Captain Kenneth Anderson (left), personnel officer-in-charge, 2nd Squadron, 6th Cavalry Regiment, Task Force Lightning Horse, 25th Combat Aviation Brigade, is reunited with his older brother 1st Lt. Robert Anderson, key engagement officer for the Deputy Commanding General of Maneuvers, 3rd Infantry Division, at Kandahar Airfield, Afghanistan, Oct. 18, 2012. Courtesy Photo
This was the case for Capt. Ken Anderson, personnel officer-in-charge for 2nd Squadron, 6th Cavalry Regiment, Task Force Lightning Horse, 25th Combat Aviation Brigade, when he recently came across his own type of a family reunion when he met up with his brother in Afghanistan.
“I am thankful for this exquisite opportunity every day,” said Ken Anderson, a native of Tampa, Fla. “His initial arrival was special to me because he was able to pin me during my promotion to Captain. Since we both were selected for captain at the same time, I will get the opportunity to return the favor to him before I leave here.”
Ken Anderson was reunited with one of his older brothers, 1st Lt. Robert Anderson, the key leader engagement officer for the Deputy Commanding General-Maneuver, 3rd Infantry Division and Regional Command-South, also a native of Tampa, Fla.
“It was very interesting to introduce him to the soldiers in my workplace and vice versa,” stated Ken Anderson. “Everyone was very interested to meet him.”

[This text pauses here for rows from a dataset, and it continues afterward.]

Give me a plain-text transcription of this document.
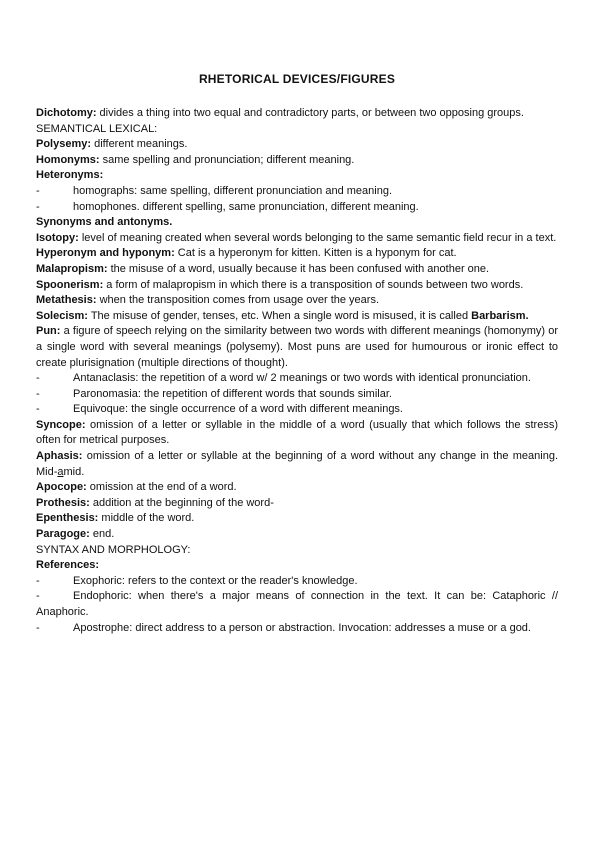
RHETORICAL DEVICES/FIGURES

Dichotomy: divides a thing into two equal and contradictory parts, or between two opposing groups.

SEMANTICAL LEXICAL:

Polysemy: different meanings.

Homonyms: same spelling and pronunciation; different meaning.

Heteronyms:

-	homographs: same spelling, different pronunciation and meaning.

-	homophones. different spelling, same pronunciation, different meaning.

Synonyms and antonyms.

Isotopy: level of meaning created when several words belonging to the same semantic field recur in a text.

Hyperonym and hyponym: Cat is a hyperonym for kitten. Kitten is a hyponym for cat.

Malapropism: the misuse of a word, usually because it has been confused with another one.

Spoonerism: a form of malapropism in which there is a transposition of sounds between two words.

Metathesis: when the transposition comes from usage over the years.

Solecism: The misuse of gender, tenses, etc. When a single word is misused, it is called Barbarism.

Pun: a figure of speech relying on the similarity between two words with different meanings (homonymy) or a single word with several meanings (polysemy). Most puns are used for humourous or ironic effect to create plurisignation (multiple directions of thought).

-	Antanaclasis: the repetition of a word w/ 2 meanings or two words with identical pronunciation.

-	Paronomasia: the repetition of different words that sounds similar.

-	Equivoque: the single occurrence of a word with different meanings.

Syncope: omission of a letter or syllable in the middle of a word (usually that which follows the stress) often for metrical purposes.

Aphasis: omission of a letter or syllable at the beginning of a word without any change in the meaning. Mid-amid.

Apocope: omission at the end of a word.

Prothesis: addition at the beginning of the word-

Epenthesis: middle of the word.

Paragoge: end.

SYNTAX AND MORPHOLOGY:

References:

-	Exophoric: refers to the context or the reader's knowledge.

-	Endophoric: when there's a major means of connection in the text. It can be: Cataphoric // Anaphoric.

-	Apostrophe: direct address to a person or abstraction. Invocation: addresses a muse or a god.
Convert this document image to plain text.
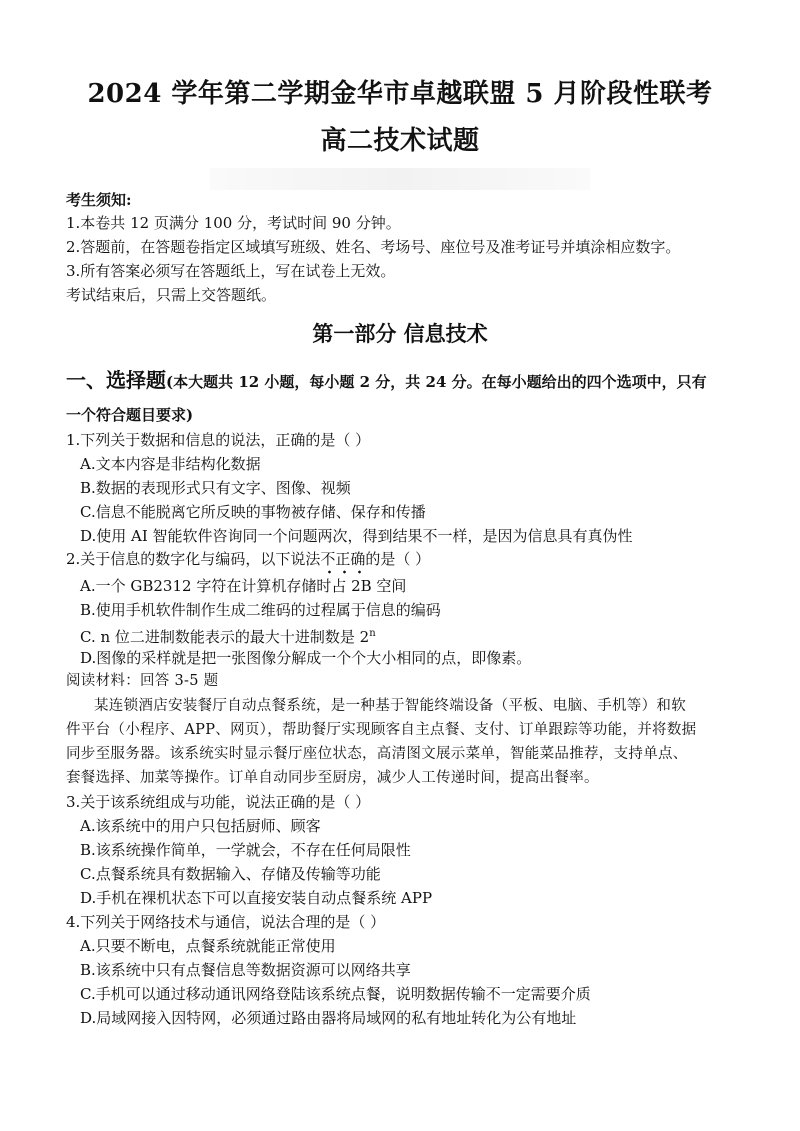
2024 学年第二学期金华市卓越联盟 5 月阶段性联考
高二技术试题
考生须知:
1.本卷共 12 页满分 100 分，考试时间 90 分钟。
2.答题前，在答题卷指定区域填写班级、姓名、考场号、座位号及准考证号并填涂相应数字。
3.所有答案必须写在答题纸上，写在试卷上无效。
考试结束后，只需上交答题纸。
第一部分 信息技术
一、选择题(本大题共 12 小题，每小题 2 分，共 24 分。在每小题给出的四个选项中，只有
一个符合题目要求)
1.下列关于数据和信息的说法，正确的是（ ）
A.文本内容是非结构化数据
B.数据的表现形式只有文字、图像、视频
C.信息不能脱离它所反映的事物被存储、保存和传播
D.使用 AI 智能软件咨询同一个问题两次，得到结果不一样，是因为信息具有真伪性
2.关于信息的数字化与编码，以下说法不正确
的是（ ）
A.一个 GB2312 字符在计算机存储时占 2B 空间
B.使用手机软件制作生成二维码的过程属于信息的编码
C. n 位二进制数能表示的最大十进制数是 2$^n$
D.图像的采样就是把一张图像分解成一个个大小相同的点，即像素。
阅读材料：回答 3-5 题
某连锁酒店安装餐厅自动点餐系统，是一种基于智能终端设备（平板、电脑、手机等）和软
件平台（小程序、APP、网页），帮助餐厅实现顾客自主点餐、支付、订单跟踪等功能，并将数据
同步至服务器。该系统实时显示餐厅座位状态，高清图文展示菜单，智能菜品推荐，支持单点、
套餐选择、加菜等操作。订单自动同步至厨房，减少人工传递时间，提高出餐率。
3.关于该系统组成与功能，说法正确的是（ ）
A.该系统中的用户只包括厨师、顾客
B.该系统操作简单，一学就会，不存在任何局限性
C.点餐系统具有数据输入、存储及传输等功能
D.手机在裸机状态下可以直接安装自动点餐系统 APP
4.下列关于网络技术与通信，说法合理的是（ ）
A.只要不断电，点餐系统就能正常使用
B.该系统中只有点餐信息等数据资源可以网络共享
C.手机可以通过移动通讯网络登陆该系统点餐，说明数据传输不一定需要介质
D.局域网接入因特网，必须通过路由器将局域网的私有地址转化为公有地址
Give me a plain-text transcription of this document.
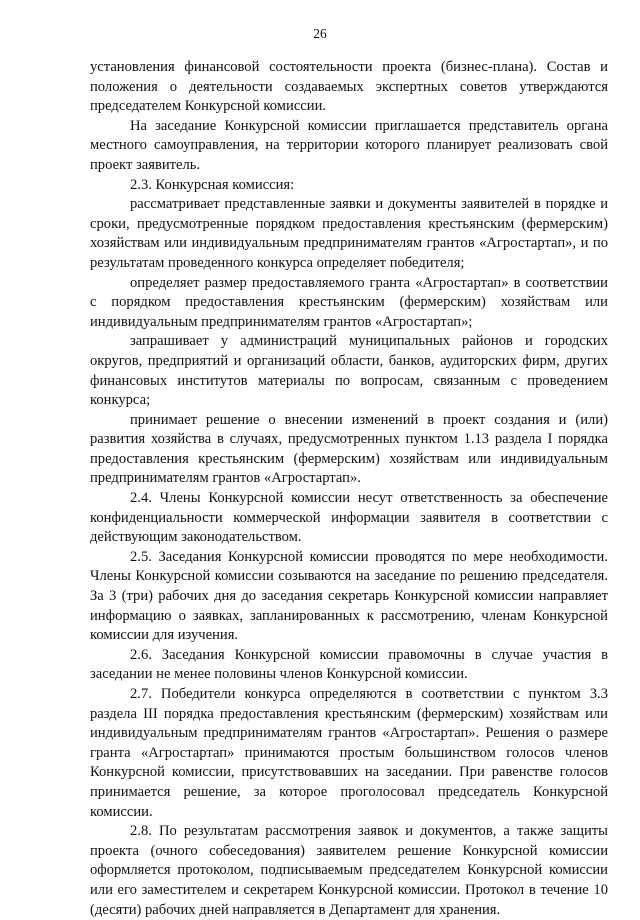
26

установления финансовой состоятельности проекта (бизнес-плана). Состав и положения о деятельности создаваемых экспертных советов утверждаются председателем Конкурсной комиссии.

На заседание Конкурсной комиссии приглашается представитель органа местного самоуправления, на территории которого планирует реализовать свой проект заявитель.

2.3. Конкурсная комиссия:

рассматривает представленные заявки и документы заявителей в порядке и сроки, предусмотренные порядком предоставления крестьянским (фермерским) хозяйствам или индивидуальным предпринимателям грантов «Агростартап», и по результатам проведенного конкурса определяет победителя;

определяет размер предоставляемого гранта «Агростартап» в соответствии с порядком предоставления крестьянским (фермерским) хозяйствам или индивидуальным предпринимателям грантов «Агростартап»;

запрашивает у администраций муниципальных районов и городских округов, предприятий и организаций области, банков, аудиторских фирм, других финансовых институтов материалы по вопросам, связанным с проведением конкурса;

принимает решение о внесении изменений в проект создания и (или) развития хозяйства в случаях, предусмотренных пунктом 1.13 раздела I порядка предоставления крестьянским (фермерским) хозяйствам или индивидуальным предпринимателям грантов «Агростартап».

2.4. Члены Конкурсной комиссии несут ответственность за обеспечение конфиденциальности коммерческой информации заявителя в соответствии с действующим законодательством.

2.5. Заседания Конкурсной комиссии проводятся по мере необходимости. Члены Конкурсной комиссии созываются на заседание по решению председателя. За 3 (три) рабочих дня до заседания секретарь Конкурсной комиссии направляет информацию о заявках, запланированных к рассмотрению, членам Конкурсной комиссии для изучения.

2.6. Заседания Конкурсной комиссии правомочны в случае участия в заседании не менее половины членов Конкурсной комиссии.

2.7. Победители конкурса определяются в соответствии с пунктом 3.3 раздела III порядка предоставления крестьянским (фермерским) хозяйствам или индивидуальным предпринимателям грантов «Агростартап». Решения о размере гранта «Агростартап» принимаются простым большинством голосов членов Конкурсной комиссии, присутствовавших на заседании. При равенстве голосов принимается решение, за которое проголосовал председатель Конкурсной комиссии.

2.8. По результатам рассмотрения заявок и документов, а также защиты проекта (очного собеседования) заявителем решение Конкурсной комиссии оформляется протоколом, подписываемым председателем Конкурсной комиссии или его заместителем и секретарем Конкурсной комиссии. Протокол в течение 10 (десяти) рабочих дней направляется в Департамент для хранения.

In a way, their reunion could actually be considered planned. The situation came about when Ken Anderson went on his rest and relaxation leave period to the southeast corner of the United States, to visit family and his brother. Robert Anderson was stationed at Fort Stewart with a non-deploying unit. They talked about 3rd ID's upcoming deployment to Afghanistan, the opportunity of transferring to a deploying unit, and decided that Robert Anderson should interview for the job.
“I knew I would get to see him here in Afghanistan, I just didn't realize I would get stationed with him,” said Robert Anderson. “Out of five brothers, four of us are in the Army. With all of us in the military, it is hard to get together. Anytime we can meet up is a great reunion due to us being strewn throughout the world.”
This has enabled the two brothers to spend approximately six months together at the same location.
“Something like this doesn't happen every day,” said Ken Anderson. “It is pretty amazing everything fell into place for this to happen. It is either a lucky coincidence or destined rendezvous. I thank the Army for putting this all together.”
The brothers have come close to being stationed together in the past. The first time was in Korea. Ken Anderson was stationed at Camp Casey and Robert Anderson was at Camp Humphreys. This time, they are both in the same area, same time, and working in the same division, but still assigned to different units.
“I love working with my brother,” said Robert Anderson. “We get to share similar experiences. We are going to try and get the same duty station after this. We got close a couple of times, but now we should have a better chance after I pin captain.”
Since the two brothers work in different units, finding time on their schedules leaves little time at the beginning or end of the day.
“We get together a couple of times a week to go to the gym,” said Ken Anderson. “Since his arrival, we have done various 5k runs and the Army 10-mile run. It's hard to do meals with our schedules being so different, so we try to hang out when we can, which leaves our workouts.”
The workouts between the brothers are a time they both look forward to. “My workouts are real important to me because that is the time I get to spend with him,” stated Robert Anderson.
Both brothers still get together whenever the opportunity arises and do not take any moment for granted.
“The rareness of the occasion is not lost on me,” Ken Anderson said. “It is just an amazing experience to be stationed with your family. It's like having your brother on a sports team. While we share the common goal of success, we do have friendly discussions on who is the best, 25th ID or 3rd ID.”